Signs have been jumping out in front of me, flailing about for my attention. I can’t seem to go through a day without signs telling me to follow my path and pursue my dreams. Even though I question myself regularly, I know that this path is the right path. I’m afraid of failing, but I’m even more afraid of letting fear hinder my success. I know what I need to do, and I know where I need to be. I know that there are many changes around the corner, and I need to prepare myself for those changes. Most of all, however, I need to let the signs encourage me instead of making the same revelation over and over again. I need to reach the epiphany already and make the transformation.
There comes a point in life — usually more than once — when you’re faced with inevitable changes that must occur for the sake of growth and staying in the same old rut.
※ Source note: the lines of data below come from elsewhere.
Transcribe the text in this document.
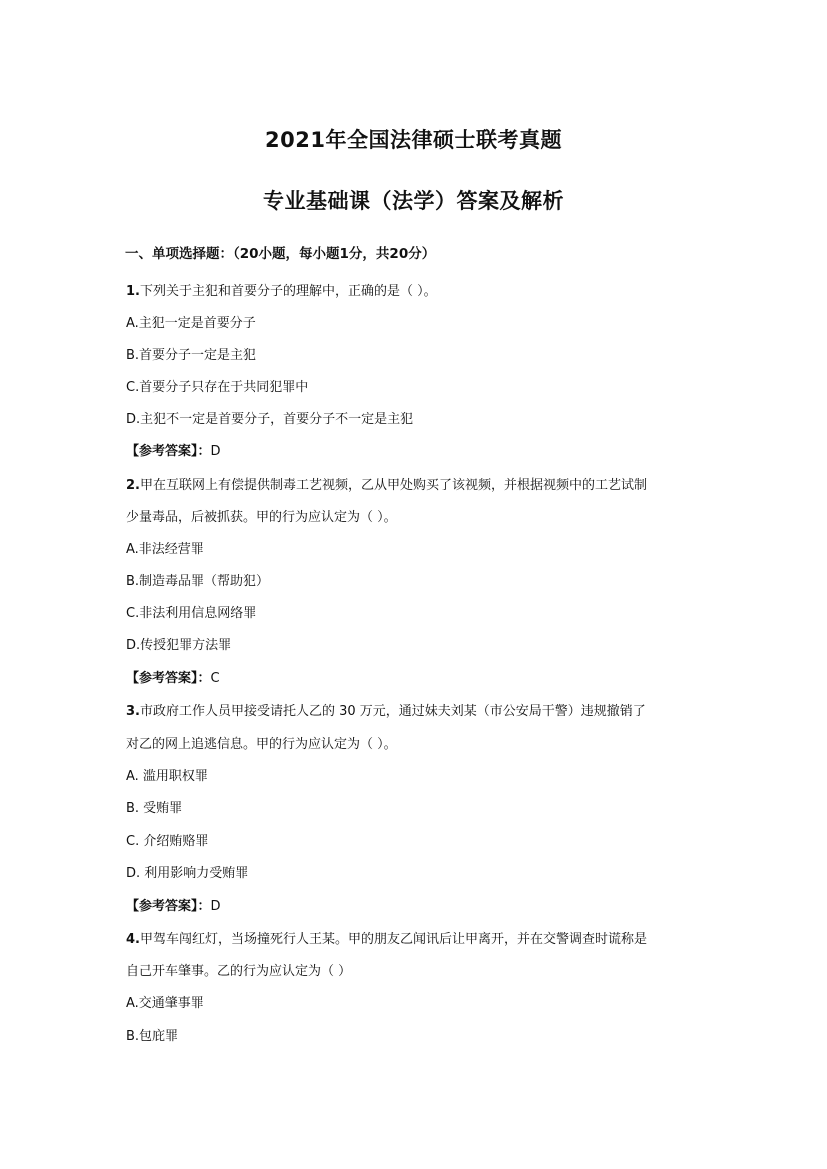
2021年全国法律硕士联考真题
专业基础课（法学）答案及解析
一、单项选择题：（20小题，每小题1分，共20分）
1.下列关于主犯和首要分子的理解中，正确的是（ ）。
A.主犯一定是首要分子
B.首要分子一定是主犯
C.首要分子只存在于共同犯罪中
D.主犯不一定是首要分子，首要分子不一定是主犯
【参考答案】：D
2.甲在互联网上有偿提供制毒工艺视频，乙从甲处购买了该视频，并根据视频中的工艺试制
少量毒品，后被抓获。甲的行为应认定为（ ）。
A.非法经营罪
B.制造毒品罪（帮助犯）
C.非法利用信息网络罪
D.传授犯罪方法罪
【参考答案】：C
3.市政府工作人员甲接受请托人乙的 30 万元，通过妹夫刘某（市公安局干警）违规撤销了
对乙的网上追逃信息。甲的行为应认定为（ ）。
A. 滥用职权罪
B. 受贿罪
C. 介绍贿赂罪
D. 利用影响力受贿罪
【参考答案】：D
4.甲驾车闯红灯，当场撞死行人王某。甲的朋友乙闻讯后让甲离开，并在交警调查时谎称是
自己开车肇事。乙的行为应认定为（ ）
A.交通肇事罪
B.包庇罪
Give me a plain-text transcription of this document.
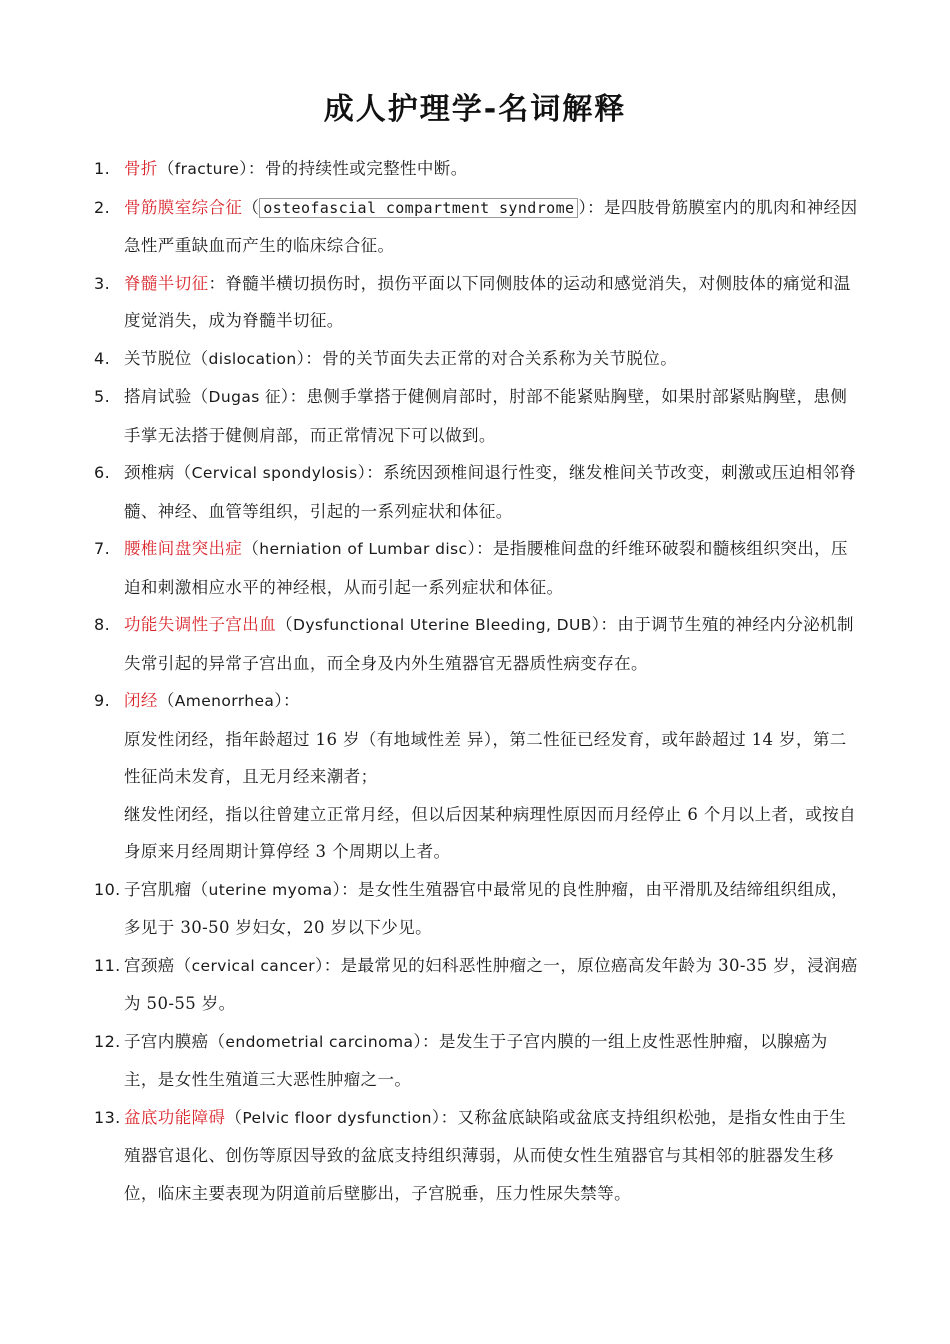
成人护理学-名词解释
1. 骨折（fracture）：骨的持续性或完整性中断。
2. 骨筋膜室综合征（ osteofascial compartment syndrome ）：是四肢骨筋膜室内的肌肉和神经因急性严重缺血而产生的临床综合征。
3. 脊髓半切征：脊髓半横切损伤时，损伤平面以下同侧肢体的运动和感觉消失，对侧肢体的痛觉和温度觉消失，成为脊髓半切征。
4. 关节脱位（dislocation）：骨的关节面失去正常的对合关系称为关节脱位。
5. 搭肩试验（Dugas 征）：患侧手掌搭于健侧肩部时，肘部不能紧贴胸壁，如果肘部紧贴胸壁，患侧手掌无法搭于健侧肩部，而正常情况下可以做到。
6. 颈椎病（Cervical spondylosis）：系统因颈椎间退行性变，继发椎间关节改变，刺激或压迫相邻脊髓、神经、血管等组织，引起的一系列症状和体征。
7. 腰椎间盘突出症（herniation of Lumbar disc）：是指腰椎间盘的纤维环破裂和髓核组织突出，压迫和刺激相应水平的神经根，从而引起一系列症状和体征。
8. 功能失调性子宫出血（Dysfunctional Uterine Bleeding, DUB）：由于调节生殖的神经内分泌机制失常引起的异常子宫出血，而全身及内外生殖器官无器质性病变存在。
9. 闭经（Amenorrhea）：
原发性闭经，指年龄超过 16 岁（有地域性差 异），第二性征已经发育，或年龄超过 14 岁，第二性征尚未发育，且无月经来潮者；
继发性闭经，指以往曾建立正常月经，但以后因某种病理性原因而月经停止 6 个月以上者，或按自身原来月经周期计算停经 3 个周期以上者。
10. 子宫肌瘤（uterine myoma）：是女性生殖器官中最常见的良性肿瘤，由平滑肌及结缔组织组成，多见于 30-50 岁妇女，20 岁以下少见。
11. 宫颈癌（cervical cancer）：是最常见的妇科恶性肿瘤之一，原位癌高发年龄为 30-35 岁，浸润癌为 50-55 岁。
12. 子宫内膜癌（endometrial carcinoma）：是发生于子宫内膜的一组上皮性恶性肿瘤，以腺癌为主，是女性生殖道三大恶性肿瘤之一。
13. 盆底功能障碍（Pelvic floor dysfunction）：又称盆底缺陷或盆底支持组织松弛，是指女性由于生殖器官退化、创伤等原因导致的盆底支持组织薄弱，从而使女性生殖器官与其相邻的脏器发生移位，临床主要表现为阴道前后壁膨出，子宫脱垂，压力性尿失禁等。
That rut is known and somehow comforting, even if it’s not a comfortable place to be. It’s just comfortable knowing what to expect from day to day. But that tired routine of stagnation isn’t healthy or fulfilling. Change has to happen. But of course, the fear of change, the fear of the unknown, the fear of failure all come into play. Doubting one’s self leads to a lot of second-guessing and procrastination. There are so many opportunities waiting to be grasped firmly and confidently — so why then is it that we (or more specifically I) are squandering these opportunities? What’s holding us back?
I’ve been questioning myself and second-guessing myself a lot, lately. I’ve got so many ideas in my head, but it seems I’m just leaving them as unfinished projects in my spiral notebooks. When it came to school and comes to work, I see my projects through to the end — why can’t I translate that into my own personal pursuits? What prevents any of us from achieving the same sort of greatness that only a handful actually obtain? Why do we allow barriers to block us from our dreams and goals? We should surpass these obstacles. We should channel our strength and live our dreams. Blame it on my recent affinity for the lunar phases, but I’ve been very philosophical and introspective as of late. I’ve practically torn through everything in my life, scattering everything on the floor, searching for the answer, and now I’m trying to put everything back together in the right order — trying to find a new balancing point. The problem: I don’t know where I’d personally like to start. Add some more blame to the increasing number of candles on my birthday cakes — I’m a little over a year away from entering my 30s, and I’d certainly like to see my efforts blossom into something worth bragging about at the next high school reunion. It sounds silly, I know, but somehow I think we all get stuck in the mindset that we need to measure up to standards set forth by someone else at a set period of time. Maybe that’s where the problem lies.
Maybe it’s time to stop using someone else’s measuring stick. Maybe it’s time to evaluate myself — ourselves — based on our own standards. Maybe it’s time to be gentler with those standards, to be kinder to ourselves. Maybe it’s time to wake up from the day-to-day and embrace change as a necessity to growth and progress. Maybe we need to face our fears and step forward, telling those fears that we will not be controlled any longer. Maybe it’s time to face our problems and change them. Maybe instead of second-guessing myself, I should have more confidence in knowing that I’ve made it this far and have a fully capable head on my shoulders. Maybe it’s time to stop rehashing the same old story and start rewriting it.